Fighting for female representation at museums, Roser cofounded the Women in the Arts Foundation in 1971, a group that still exists today. The likes of Elaine de Kooning, Alice Neel, and Louise Bourgeois attended their protests, which led to major group exhibitions dedicated to women artists at the Brooklyn Museum and the Museum of Arts and Design (then the New York Cultural Center).
Roser’s career did not go completely unrecognized—she is in the collection of more than 30 institutions, including New York’s Metropolitan Museum of Art, Museum of Modern Art, and Whitney Museum of American Art. But the bulk of her output is still in her studio, perhaps 100 oil paintings, an equal number of watercolors, and 40 or 50 collages.
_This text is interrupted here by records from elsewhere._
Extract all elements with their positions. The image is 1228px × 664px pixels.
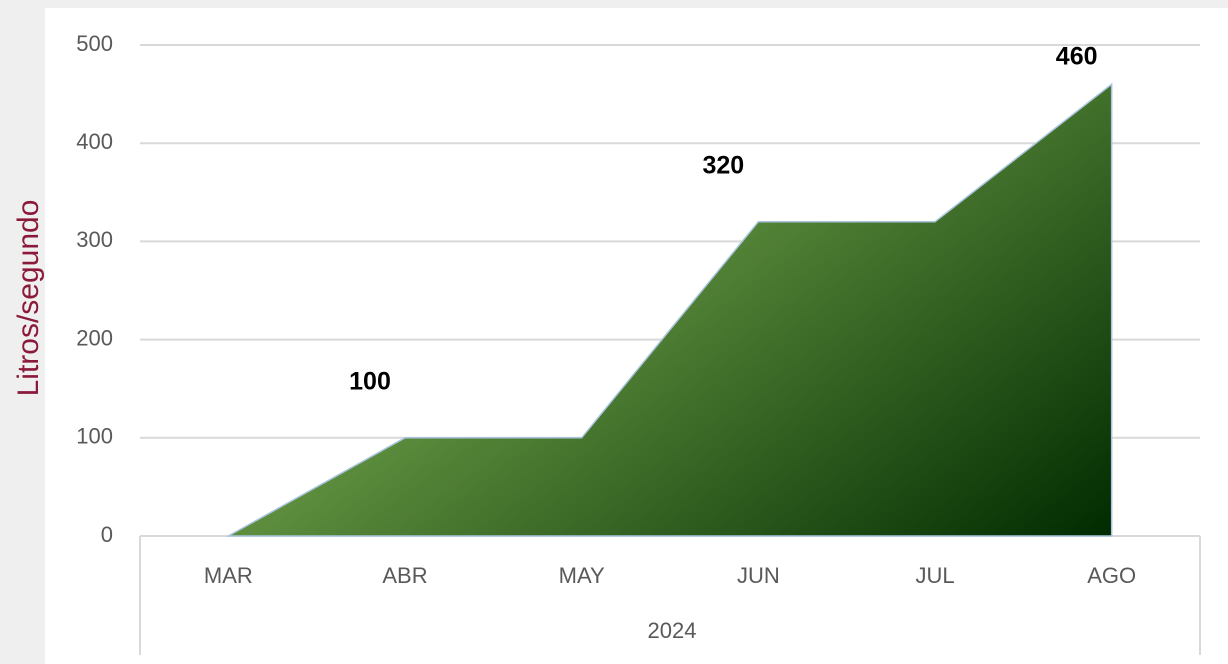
data-label: 460 xyxy=(1056,43,1098,71)
area xyxy=(225,82,1113,537)
x-tick-label: MAR xyxy=(204,563,253,588)
data-label: 100 xyxy=(349,367,391,395)
x-tick-label: ABR xyxy=(382,563,427,588)
y-axis-label: Litros/segundo xyxy=(12,200,45,397)
y-tick-label: 100 xyxy=(76,424,113,449)
y-tick-label: 300 xyxy=(76,227,113,252)
y-tick-label: 500 xyxy=(76,31,113,56)
x-tick-label: MAY xyxy=(559,563,605,588)
x-tick-label: JUL xyxy=(915,563,954,588)
x-tick-label: JUN xyxy=(737,563,780,588)
data-label: 320 xyxy=(702,151,744,179)
x-tick-label: AGO xyxy=(1087,563,1136,588)
group-label: 2024 xyxy=(648,618,697,643)
y-tick-label: 0 xyxy=(101,522,113,547)
y-tick-label: 200 xyxy=(76,325,113,350)
y-tick-label: 400 xyxy=(76,129,113,154)
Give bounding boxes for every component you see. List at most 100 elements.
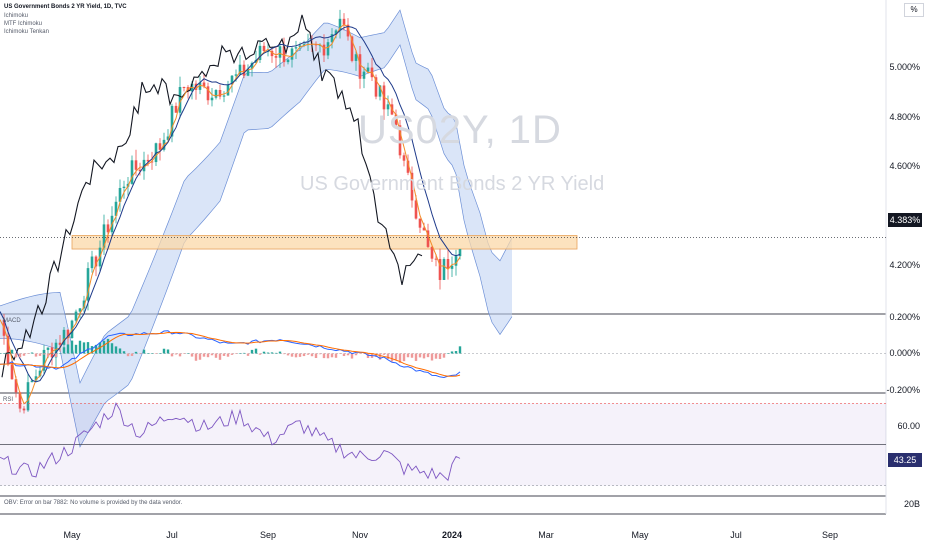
candle-body: [158, 143, 162, 150]
macd-histogram-bar: [378, 353, 382, 360]
macd-histogram-bar: [310, 353, 314, 357]
candle-body: [34, 376, 38, 381]
candle-body: [334, 30, 338, 35]
macd-histogram-bar: [174, 353, 178, 355]
candle-body: [394, 114, 398, 126]
candle-body: [50, 347, 54, 358]
macd-histogram-bar: [258, 353, 262, 355]
macd-histogram-bar: [190, 353, 194, 357]
macd-histogram-bar: [418, 353, 422, 358]
candle-body: [450, 265, 454, 269]
macd-histogram-bar: [50, 353, 54, 354]
candle-body: [362, 71, 366, 79]
macd-histogram-bar: [62, 347, 66, 354]
macd-histogram-bar: [318, 353, 322, 355]
macd-histogram-bar: [66, 344, 70, 354]
macd-histogram-bar: [26, 353, 30, 354]
rsi-title[interactable]: RSI: [3, 397, 14, 403]
candle-body: [138, 169, 142, 172]
macd-histogram-bar: [82, 342, 86, 354]
macd-histogram-bar: [122, 351, 126, 354]
indicator-ichimoku[interactable]: Ichimoku: [4, 13, 29, 19]
rsi-tick-60: 60.00: [897, 421, 920, 431]
candle-body: [246, 68, 250, 76]
macd-histogram-bar: [22, 353, 26, 356]
macd-histogram-bar: [266, 352, 270, 354]
symbol-watermark: US02Y, 1D: [358, 108, 562, 152]
tenkan-line: [0, 24, 461, 405]
x-label-may-2: May: [631, 530, 649, 540]
candle-body: [146, 159, 150, 162]
candle-body: [226, 84, 230, 96]
candle-body: [442, 259, 446, 280]
candle-body: [170, 105, 174, 137]
candle-body: [290, 48, 294, 60]
macd-histogram-bar: [114, 346, 118, 354]
macd-histogram-bar: [278, 351, 282, 354]
chart-title: US Government Bonds 2 YR Yield, 1D, TVC: [4, 4, 127, 10]
macd-histogram-bar: [214, 353, 218, 358]
x-label-mar: Mar: [538, 530, 554, 540]
macd-histogram-bar: [42, 353, 46, 355]
x-label-jul-2: Jul: [730, 530, 742, 540]
macd-histogram-bar: [14, 353, 18, 358]
macd-histogram-bar: [34, 353, 38, 357]
candle-body: [202, 82, 206, 87]
indicator-mtf-ichimoku[interactable]: MTF Ichimoku: [4, 21, 43, 27]
macd-histogram-bar: [438, 353, 442, 360]
candle-body: [58, 342, 62, 345]
macd-histogram-bar: [118, 348, 122, 354]
x-label-sep: Sep: [259, 530, 277, 540]
macd-histogram-bar: [110, 343, 114, 354]
macd-histogram-bar: [178, 353, 182, 357]
macd-histogram-bar: [102, 340, 106, 354]
unit-toggle[interactable]: %: [904, 3, 924, 17]
macd-histogram-bar: [10, 349, 14, 354]
macd-histogram-bar: [346, 353, 350, 356]
price-tick-4600: 4.600%: [889, 161, 920, 171]
price-tick-4200: 4.200%: [889, 260, 920, 270]
candle-body: [326, 42, 330, 56]
macd-histogram-bar: [458, 346, 462, 354]
macd-histogram-bar: [254, 348, 258, 354]
macd-histogram-bar: [294, 353, 298, 358]
candle-body: [374, 77, 378, 97]
macd-histogram-bar: [234, 353, 238, 354]
candle-body: [102, 224, 106, 248]
candle-body: [222, 95, 226, 97]
candle-body: [22, 408, 26, 411]
candle-body: [262, 45, 266, 52]
macd-histogram-bar: [38, 353, 42, 356]
candle-body: [238, 64, 242, 75]
macd-histogram-bar: [210, 353, 214, 356]
price-tick-4800: 4.800%: [889, 112, 920, 122]
candle-body: [454, 256, 458, 266]
macd-histogram-bar: [70, 340, 74, 354]
macd-histogram-bar: [138, 353, 142, 354]
macd-histogram-bar: [250, 349, 254, 354]
macd-histogram-bar: [262, 351, 266, 354]
macd-histogram-bar: [206, 353, 210, 358]
macd-histogram-bar: [170, 353, 174, 357]
macd-histogram-bar: [326, 353, 330, 359]
candle-body: [434, 258, 438, 260]
macd-histogram-bar: [222, 353, 226, 356]
macd-title[interactable]: MACD: [3, 318, 21, 324]
indicator-ichimoku-tenkan[interactable]: Ichimoku Tenkan: [4, 29, 49, 35]
x-label-nov: Nov: [351, 530, 369, 540]
candle-body: [302, 44, 306, 46]
macd-signal-line: [0, 331, 461, 377]
candle-body: [294, 47, 298, 49]
obv-error-note: OBV: Error on bar 7882: No volume is pro…: [4, 500, 183, 506]
candle-body: [90, 256, 94, 269]
candle-body: [398, 125, 402, 156]
macd-histogram-bar: [0, 353, 2, 354]
candle-body: [130, 160, 134, 184]
candle-body: [230, 75, 234, 85]
macd-histogram-bar: [106, 338, 110, 354]
candle-body: [314, 44, 318, 46]
candle-body: [354, 54, 358, 61]
macd-tick-neg: -0.200%: [886, 385, 920, 395]
cloud-span-a: [0, 9, 513, 384]
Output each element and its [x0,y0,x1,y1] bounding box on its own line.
Before Gladstone, it was difficult for Roser to contemplate her legacy, and what would become of this art after she was gone.
“You hear these terrible stories about paintings going into landfill,” Roser said. “I felt that was a hopeless way of thinking. I was preserving it because I did it, and I loved doing it, and I thought it was important.”
As a young mother, Roser made the choice to separate her art from the rest of her life. “When you’re painting, no housework, no cooking—art alone. But when your family’s here, you don’t do any of that; you wait,” she said. Hal and Lorin never saw her paint: “It’s my secret self.”
“When I finally got to the canvas,” Roser added, “I was so eager to work. All I had to do was go up to the canvas and [it] came floating out of me with absolutely no effort.”
“Ce Roser: Ten to Get Ready, and Ten to Go” is on view at Sebastian Gladstone, 36 White Street, New York, New York, May 1–June 13, 2026.